Col John Andreas Olsen, Royal Norwegian Air Force, has carved a niche for himself in airpower literature, publishing several volumes on the strategic effects of airpower and airpower advocates throughout the history of modern warfare. His latest is in the same vein and revisits some of the same ground covered in his A History of Air Warfare, albeit in more detail. Airpower Applied, U.S., NATO, and Israeli Combat Experience focuses on post-World War II airpower in the US and US-led North Atlantic Treaty Organization (NATO), and the evolution and experience of the Israeli Air Force (IAF) from birth in 1948 through the current day, with each chapter written by experienced airpower historians and analysts.
While exhaustively researched and well-presented, the book suffers somewhat because of a heavy focus on kinetic airpower. This particularly limits the two chapters written by former Air Force historian Dr. Richard P. Hallion, covering US airpower through Operation Desert Storm, and former RAND Corporation analyst Benjamin S. Lambeth, dedicated to post-Desert Storm US and NATO operations. A few pages are devoted to the Berlin Airlift and the development of the airlift force. However, pages of statistics on targets struck and bomb tonnage dropped and the restating of well-worn rebuttals regarding the independent strategic effects of combat airpower obscure the fact that modern US (and NATO) strategic power—land and sea included— is configured around, and completely dependent on, the speed and reach of airpower. This dependence is on not only on the delivery of weapons, but also on enabling strategic movement, knowledge of the operational environment and adversary, and coordinating operations at unmatched pace, distance, and reliability.

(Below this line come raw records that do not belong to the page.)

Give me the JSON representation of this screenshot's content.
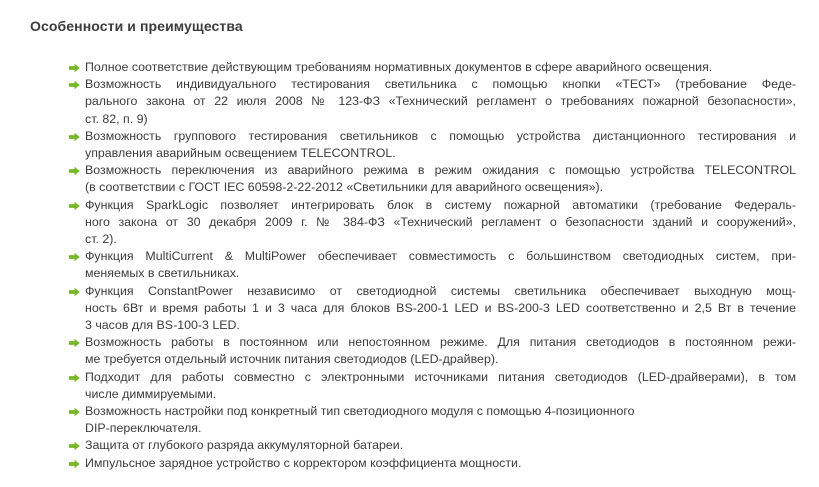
{
  "title": "Особенности и преимущества",
  "colors": {
    "accent": "#76b82a",
    "text": "#3c3c3c",
    "background": "#ffffff"
  },
  "features": {
    "bullet_icon": "arrow-right-icon",
    "items": [
      {
        "lines": [
          "Полное соответствие действующим требованиям нормативных документов в сфере аварийного освещения."
        ]
      },
      {
        "lines": [
          "Возможность индивидуального тестирования светильника с помощью кнопки «ТЕСТ» (требование Феде-",
          "рального закона от 22 июля 2008 № 123-ФЗ «Технический регламент о требованиях пожарной безопасности»,",
          "ст. 82, п. 9)"
        ]
      },
      {
        "lines": [
          "Возможность группового тестирования светильников с помощью устройства дистанционного тестирования и",
          "управления аварийным освещением TELECONTROL."
        ]
      },
      {
        "lines": [
          "Возможность переключения из аварийного режима в режим ожидания с помощью устройства TELECONTROL",
          "(в соответствии с ГОСТ IEC 60598-2-22-2012 «Светильники для аварийного освещения»)."
        ]
      },
      {
        "lines": [
          "Функция SparkLogic позволяет интегрировать блок в систему пожарной автоматики (требование Федераль-",
          "ного закона от 30 декабря 2009 г. № 384-ФЗ «Технический регламент о безопасности зданий и сооружений»,",
          "ст. 2)."
        ]
      },
      {
        "lines": [
          "Функция MultiCurrent & MultiPower обеспечивает совместимость с большинством светодиодных систем, при-",
          "меняемых в светильниках."
        ]
      },
      {
        "lines": [
          "Функция ConstantPower независимо от светодиодной системы светильника обеспечивает выходную мощ-",
          "ность 6Вт и время работы 1 и 3 часа для блоков BS-200-1 LED и BS-200-3 LED соответственно и 2,5 Вт в течение",
          "3 часов для BS-100-3 LED."
        ]
      },
      {
        "lines": [
          "Возможность работы в постоянном или непостоянном режиме. Для питания светодиодов в постоянном режи-",
          "ме требуется отдельный источник питания светодиодов (LED-драйвер)."
        ]
      },
      {
        "lines": [
          "Подходит для работы совместно с электронными источниками питания светодиодов (LED-драйверами), в том",
          "числе диммируемыми."
        ]
      },
      {
        "lines": [
          "Возможность настройки под конкретный тип светодиодного модуля с помощью 4-позиционного",
          "DIP-переключателя."
        ],
        "no_stretch": [
          0
        ]
      },
      {
        "lines": [
          "Защита от глубокого разряда аккумуляторной батареи."
        ]
      },
      {
        "lines": [
          "Импульсное зарядное устройство с корректором коэффициента мощности."
        ]
      }
    ]
  }
}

The chapters covering the Israeli experience are more interesting. While still emphasizing kinetic operations, historian Dr. Alan Stephens describe the changes to IAF strategic thought and organization as the operational environment and Israeli strategy changed through the end of the 1973 Six Day War. The chapter by Lt Col Rachael Rudnick and Brig Gen Ephraim Segoli, both IAF Reserve, on IAF operations in asymmetric conflicts best delivers on the promised case-study approach, placing IAF plans and actions in the context of overall Israeli strategy, then examining the results against the same measure.
The final chapter, by Col John Warden, USAF, retired, is an interesting missive on the features of airpower and how they relate to the professional airman. Unfortunately, this chapter also confines itself to arguing airpower’s ability to wage war independently of armies and navies, rather than exploring the reality that airpower in its larger sense has become indispensable to waging war in any medium. However, his observations on the education of professional Airmen are thought-provoking and worth a read.
For a reader looking for a compendium of major combat air operations since the end of World War II, this volume is an acceptable reference. As a source of insight to the application of airpower, however, it breaks little new ground.